FIG. 4 is a circuit diagram showing a configuration of a logic circuit according to a fourth embodiment of the present invention.

FIG. 5 is a circuit diagram showing a configuration of a logic circuit according to a fifth embodiment of the present invention.

FIG. 6 is a logic diagram of a sixth embodiment showing an application example of the logic circuits of the fourth and fifth embodiments.

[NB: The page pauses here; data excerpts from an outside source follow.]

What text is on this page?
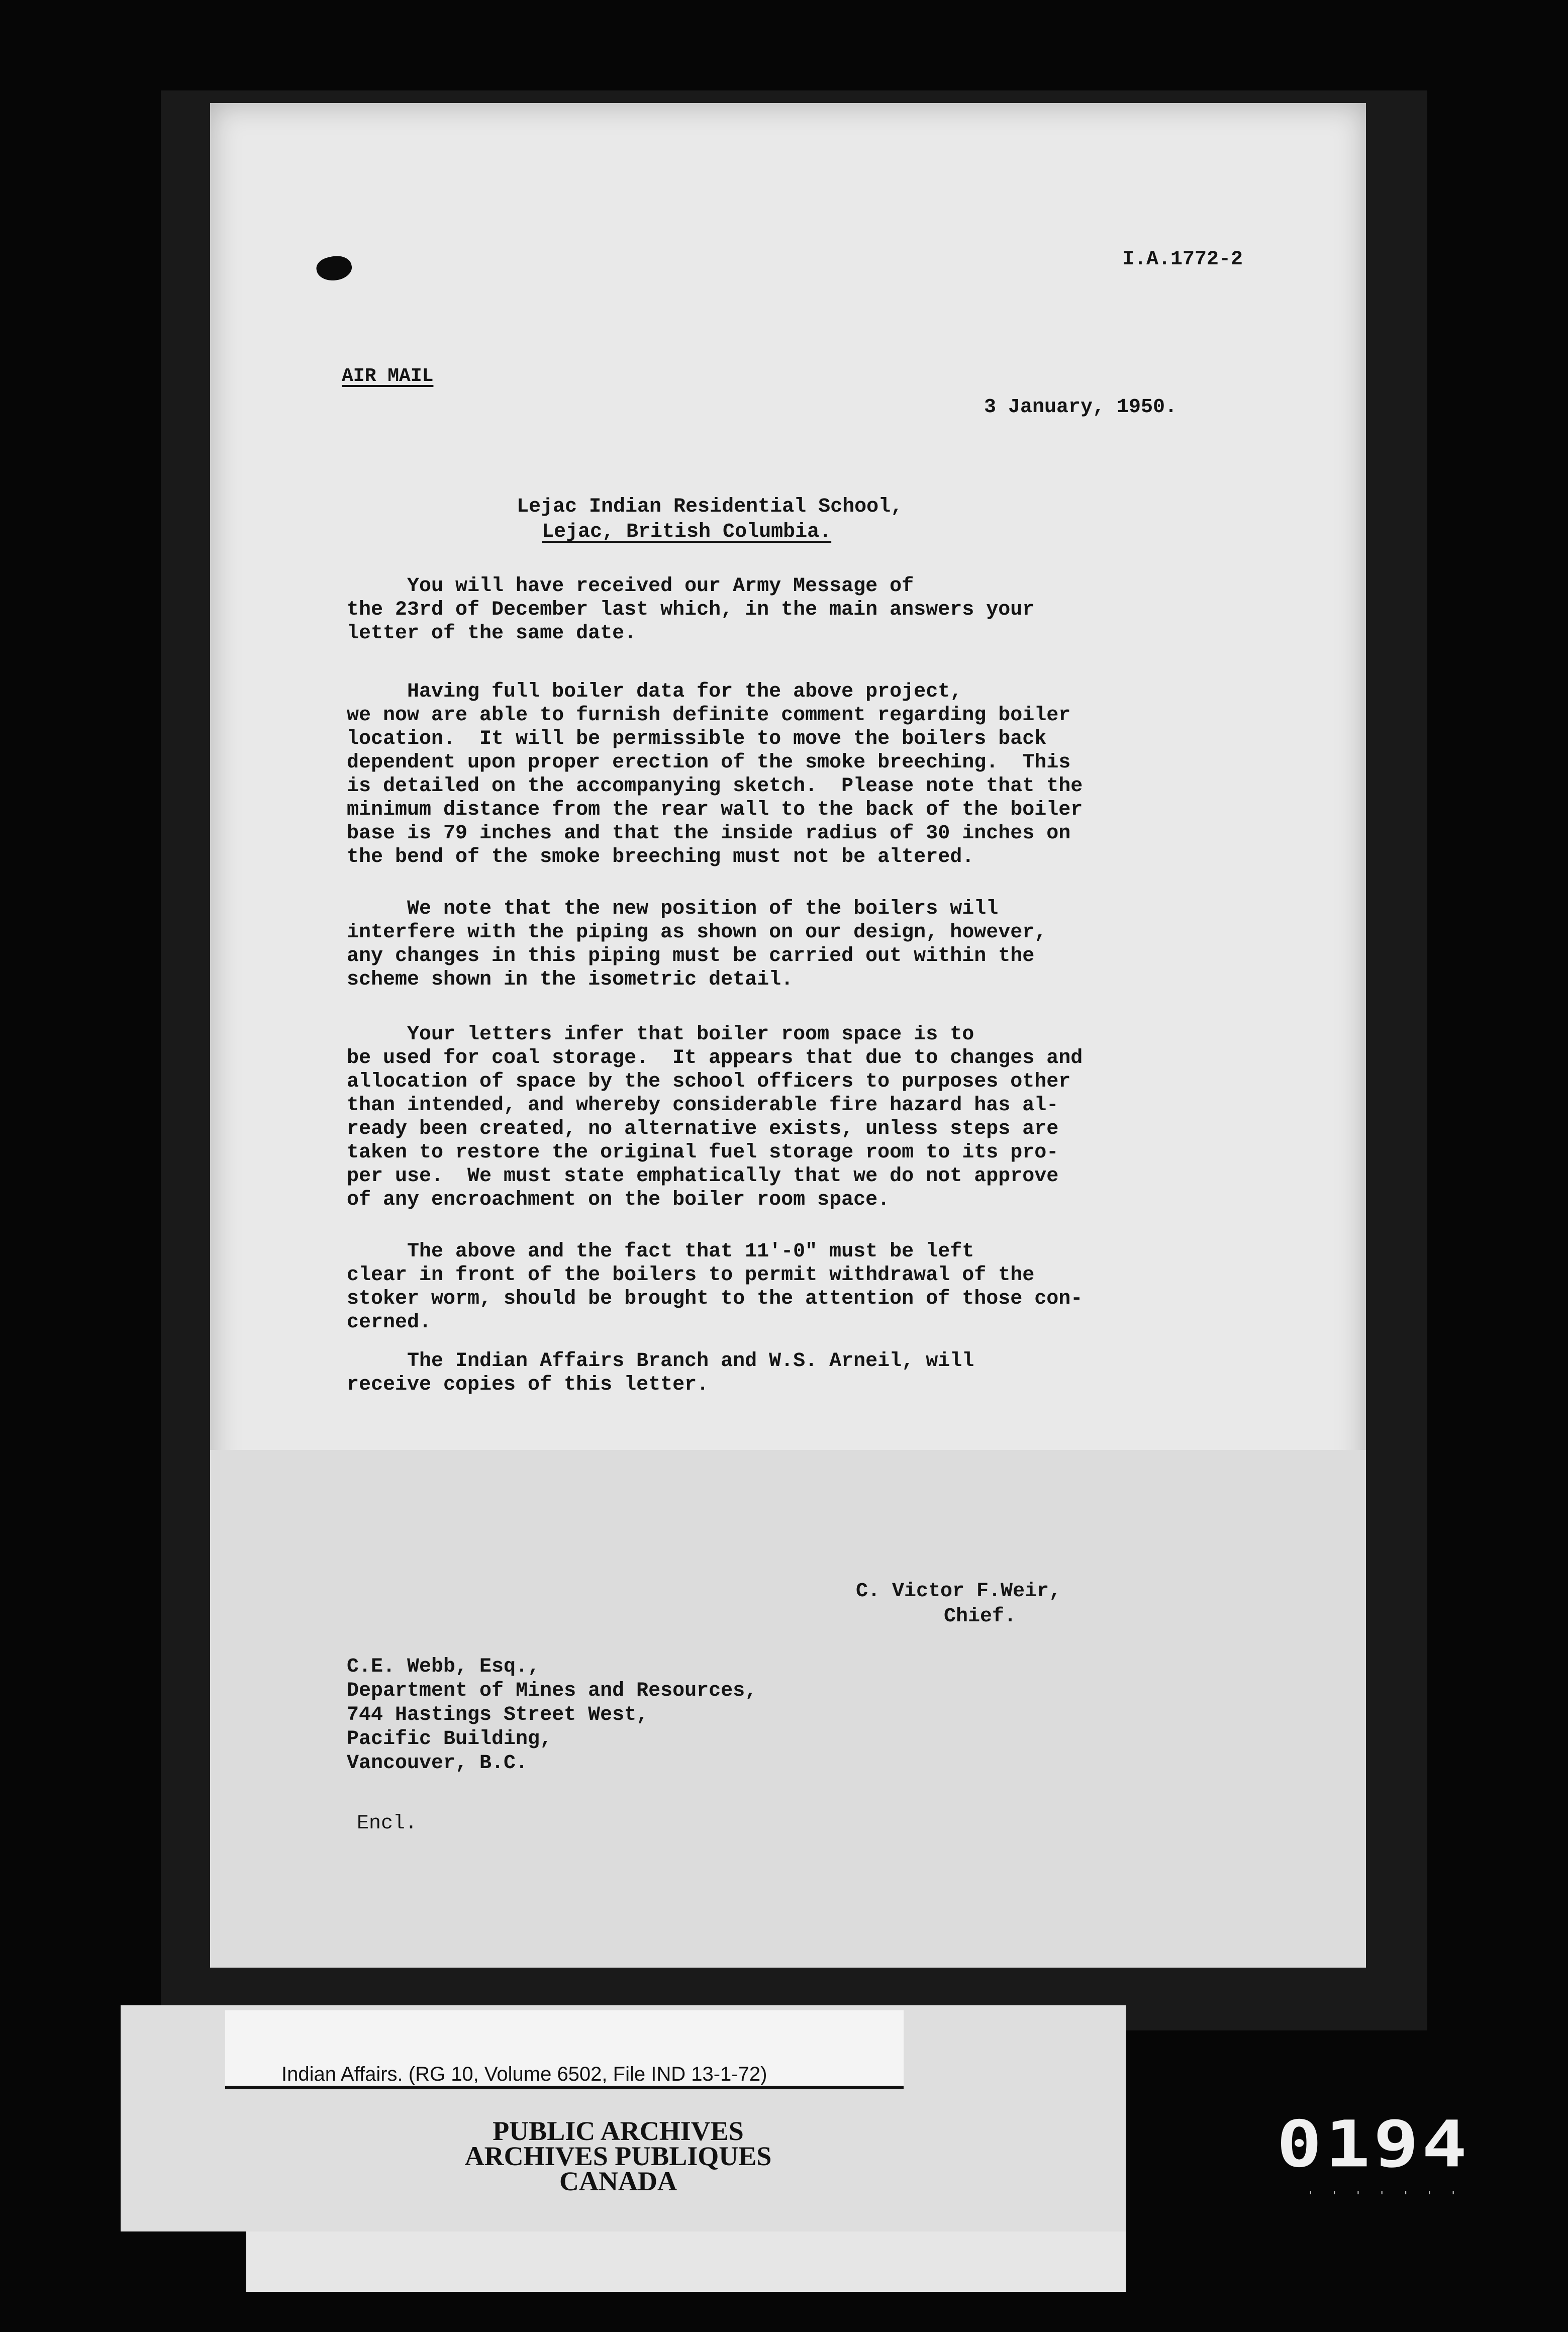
I.A.1772-2
AIR MAIL
3 January, 1950.
Lejac Indian Residential School,
Lejac, British Columbia.
You will have received our Army Message of
the 23rd of December last which, in the main answers your
letter of the same date.
Having full boiler data for the above project,
we now are able to furnish definite comment regarding boiler
location.  It will be permissible to move the boilers back
dependent upon proper erection of the smoke breeching.  This
is detailed on the accompanying sketch.  Please note that the
minimum distance from the rear wall to the back of the boiler
base is 79 inches and that the inside radius of 30 inches on
the bend of the smoke breeching must not be altered.
We note that the new position of the boilers will
interfere with the piping as shown on our design, however,
any changes in this piping must be carried out within the
scheme shown in the isometric detail.
Your letters infer that boiler room space is to
be used for coal storage.  It appears that due to changes and
allocation of space by the school officers to purposes other
than intended, and whereby considerable fire hazard has al-
ready been created, no alternative exists, unless steps are
taken to restore the original fuel storage room to its pro-
per use.  We must state emphatically that we do not approve
of any encroachment on the boiler room space.
The above and the fact that 11'-0" must be left
clear in front of the boilers to permit withdrawal of the
stoker worm, should be brought to the attention of those con-
cerned.
The Indian Affairs Branch and W.S. Arneil, will
receive copies of this letter.
C. Victor F.Weir,
Chief.
C.E. Webb, Esq.,
Department of Mines and Resources,
744 Hastings Street West,
Pacific Building,
Vancouver, B.C.
Encl.
Indian Affairs. (RG 10, Volume 6502, File IND 13-1-72)
PUBLIC ARCHIVES
ARCHIVES PUBLIQUES
CANADA	0194
' ' ' ' ' ' '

FIG. 7 is a circuit diagram showing a configuration of a conventional logic circuit.

[Explanation of symbols]

 A: M-input NAND gate B: N-input NAND gate C: Inverter D: M-input NOR gate E: N-input NOR gate F: Inverter

Claims (4)

[Claims] In a logic circuit including at least two or more NAND gates, a gate electrode of an Nch MOS transistor whose source contact is connected to ground is connected between the NAND gates whose gate electrodes are connected to the same circuit contact.
The drain contacts of the MOS transistors are commonly connected, and the threshold voltage of the N-channel MOS transistor is
A logic circuit characterized by being set higher than that of an S transistor. 2. A logic circuit including at least a NAND gate and an inverter, wherein the gate electrode of an NchMOS transistor whose source contact in the NAND gate is connected to ground and the input contact of the inverter are connected to the same circuit contact. A drain connection of the NchMOS transistor and an output contact of the inverter are commonly connected between the NAND gate and the inverter;
A logic circuit, wherein a threshold voltage of a chMOS transistor and a threshold voltage of an NchMOS transistor in the inverter are set higher than those of other NchMOS transistors. 3. A logic circuit including at least two NOR gates, wherein a source contact is connected to a power supply connected to a power supply.
The PchMO is connected between the NOR gates whose gate electrodes are connected to the same circuit contact.
A logic circuit, wherein drain contacts of S transistors are commonly connected, and a threshold voltage of the PchMOS transistor is set to be higher in absolute value than that of another PchMOS transistor. 4. In a logic circuit including at least a NOR gate and an inverter, a source contact in the NOR gate is connected to a power supply, and a gate electrode of a PchMOS transistor connected to a power supply and an input contact of the inverter are connected to the same circuit contact. A drain connection of the PchMOS transistor and an output contact of the inverter are commonly connected between the NOR gate and the inverter, and the PchMO
Threshold voltage of S transistor and PchM in the inverter
A logic circuit wherein the threshold voltage of the OS transistor is set to be higher in absolute value than that of the other PchMOS transistors.